As an engineer who worked with Eastlink a few years back, I can say with 100% certainty that the RCMP monitor every fucking packet that traverses Eastlink's network. I know because I assisted in the installation of the RCMP's "blackbox" that sits on the inside perimeter of Eastlink's boarder routers. Big Brother HAS ALWAYS been watching, folks.
Yes, but you're neglecting to explain why they want/need them.
Prior to IP phones, the feds would get their court order, go directly to the targets residence, and put their recording device on the pedestal outside to record their analog call directly. They didn't even need to contact the phone company.
Then, along came digital. Now the traffic at the pedestal is white noise. They go to the phone company to ask them to record the call... the phone company would look in the documentation for their Softswitch and say "FBI phone tap isn't a checkbox we have..."

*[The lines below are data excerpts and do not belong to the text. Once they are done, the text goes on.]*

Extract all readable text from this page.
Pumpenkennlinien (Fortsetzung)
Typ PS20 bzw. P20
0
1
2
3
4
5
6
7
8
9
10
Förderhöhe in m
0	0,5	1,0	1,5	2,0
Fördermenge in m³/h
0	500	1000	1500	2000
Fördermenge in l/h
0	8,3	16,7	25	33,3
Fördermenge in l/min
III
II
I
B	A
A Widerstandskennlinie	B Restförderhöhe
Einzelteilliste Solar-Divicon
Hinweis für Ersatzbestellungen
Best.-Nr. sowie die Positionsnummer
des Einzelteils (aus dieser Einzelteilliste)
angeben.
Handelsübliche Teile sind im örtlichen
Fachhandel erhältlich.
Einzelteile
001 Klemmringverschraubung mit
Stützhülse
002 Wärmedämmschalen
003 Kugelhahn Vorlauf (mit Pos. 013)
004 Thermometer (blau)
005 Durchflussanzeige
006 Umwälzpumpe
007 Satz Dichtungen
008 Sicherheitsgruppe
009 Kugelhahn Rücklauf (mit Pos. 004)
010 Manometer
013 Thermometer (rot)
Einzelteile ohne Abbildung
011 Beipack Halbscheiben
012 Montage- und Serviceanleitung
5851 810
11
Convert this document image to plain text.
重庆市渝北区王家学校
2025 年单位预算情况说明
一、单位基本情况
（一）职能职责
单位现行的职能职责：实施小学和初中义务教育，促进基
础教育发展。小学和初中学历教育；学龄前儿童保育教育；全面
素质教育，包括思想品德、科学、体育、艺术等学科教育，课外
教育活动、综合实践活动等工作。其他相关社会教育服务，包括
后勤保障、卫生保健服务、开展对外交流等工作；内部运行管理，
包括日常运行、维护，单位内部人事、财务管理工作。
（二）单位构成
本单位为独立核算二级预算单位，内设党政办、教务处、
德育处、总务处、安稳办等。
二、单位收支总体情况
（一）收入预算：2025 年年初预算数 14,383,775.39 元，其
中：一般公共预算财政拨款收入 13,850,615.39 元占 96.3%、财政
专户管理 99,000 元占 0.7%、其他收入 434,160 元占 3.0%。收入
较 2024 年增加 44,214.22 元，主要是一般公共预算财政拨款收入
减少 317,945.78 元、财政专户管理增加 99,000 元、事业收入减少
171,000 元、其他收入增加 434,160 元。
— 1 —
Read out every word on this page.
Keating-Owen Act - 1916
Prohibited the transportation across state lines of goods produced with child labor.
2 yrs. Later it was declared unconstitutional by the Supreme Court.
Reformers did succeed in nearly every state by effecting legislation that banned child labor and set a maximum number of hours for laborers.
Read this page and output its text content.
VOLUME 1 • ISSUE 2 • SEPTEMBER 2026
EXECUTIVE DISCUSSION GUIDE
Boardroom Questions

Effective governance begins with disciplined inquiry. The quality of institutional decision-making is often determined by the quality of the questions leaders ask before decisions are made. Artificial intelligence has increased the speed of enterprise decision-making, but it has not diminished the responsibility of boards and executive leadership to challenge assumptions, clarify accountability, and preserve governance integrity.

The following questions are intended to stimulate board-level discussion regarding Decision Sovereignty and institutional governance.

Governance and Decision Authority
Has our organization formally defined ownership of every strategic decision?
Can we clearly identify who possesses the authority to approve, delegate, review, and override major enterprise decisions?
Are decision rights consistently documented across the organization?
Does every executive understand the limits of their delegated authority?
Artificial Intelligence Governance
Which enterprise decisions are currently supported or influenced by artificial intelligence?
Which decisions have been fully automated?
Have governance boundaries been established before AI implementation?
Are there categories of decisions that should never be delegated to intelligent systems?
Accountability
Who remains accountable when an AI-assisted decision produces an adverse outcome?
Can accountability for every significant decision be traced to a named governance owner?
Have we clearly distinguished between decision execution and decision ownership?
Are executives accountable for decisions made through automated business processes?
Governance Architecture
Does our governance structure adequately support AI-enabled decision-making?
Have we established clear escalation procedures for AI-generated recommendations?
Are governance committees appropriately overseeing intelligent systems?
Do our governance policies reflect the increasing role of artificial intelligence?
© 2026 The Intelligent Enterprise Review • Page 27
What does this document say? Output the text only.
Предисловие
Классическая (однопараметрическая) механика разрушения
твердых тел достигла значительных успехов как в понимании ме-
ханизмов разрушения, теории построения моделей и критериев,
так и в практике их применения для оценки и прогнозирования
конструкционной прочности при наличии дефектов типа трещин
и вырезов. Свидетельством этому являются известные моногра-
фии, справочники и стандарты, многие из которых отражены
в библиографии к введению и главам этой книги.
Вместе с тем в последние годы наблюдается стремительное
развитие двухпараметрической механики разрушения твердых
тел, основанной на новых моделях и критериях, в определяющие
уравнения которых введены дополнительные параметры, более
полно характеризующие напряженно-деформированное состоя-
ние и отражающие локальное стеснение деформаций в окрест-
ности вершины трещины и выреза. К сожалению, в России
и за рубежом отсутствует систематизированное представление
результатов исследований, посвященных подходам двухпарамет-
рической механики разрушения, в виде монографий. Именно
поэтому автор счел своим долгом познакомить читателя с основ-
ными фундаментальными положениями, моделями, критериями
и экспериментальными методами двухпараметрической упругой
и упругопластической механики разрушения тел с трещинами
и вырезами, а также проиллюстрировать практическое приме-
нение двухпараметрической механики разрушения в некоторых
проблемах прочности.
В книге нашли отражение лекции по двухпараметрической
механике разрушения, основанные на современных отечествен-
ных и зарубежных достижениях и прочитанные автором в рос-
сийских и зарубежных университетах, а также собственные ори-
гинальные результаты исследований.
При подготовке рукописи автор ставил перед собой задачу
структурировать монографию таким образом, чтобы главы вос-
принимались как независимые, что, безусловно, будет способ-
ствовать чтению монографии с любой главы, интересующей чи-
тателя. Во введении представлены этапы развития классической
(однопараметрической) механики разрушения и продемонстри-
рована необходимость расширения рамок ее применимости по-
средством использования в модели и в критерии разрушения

So what are the feds to do? Well, they just stick your typical Packet Analyzer on the network (thats what that blackbox is) and then somehow flag the traffic they want to get. I'm not sure how they flag it... I suspect they do something to the targets phone. About 5yrs ago I handled the CALEA requests for a telco and I never saw anything relating to those boxes, so whatever it is they do, it doesn't have anything to do with the phone company.
The one thing I do know is that those boxes (carnivore) cannot be recording all calls. There's just too much traffic for a rack-mount box to be able to gather all of it, or even decode a good portion of it to find interesting bits.
I think that what the telcos are saying here is "Don't make us do anymore of this carnivore stuff... the softswitch stuff is improving and in the near future it'll be just as easy to record as the old analog lines were. Maybe even easier!"
I'm not arguing for or against it... I'm a pretty big privacy advocate... but it's not nearly as black and white as you're making it seem.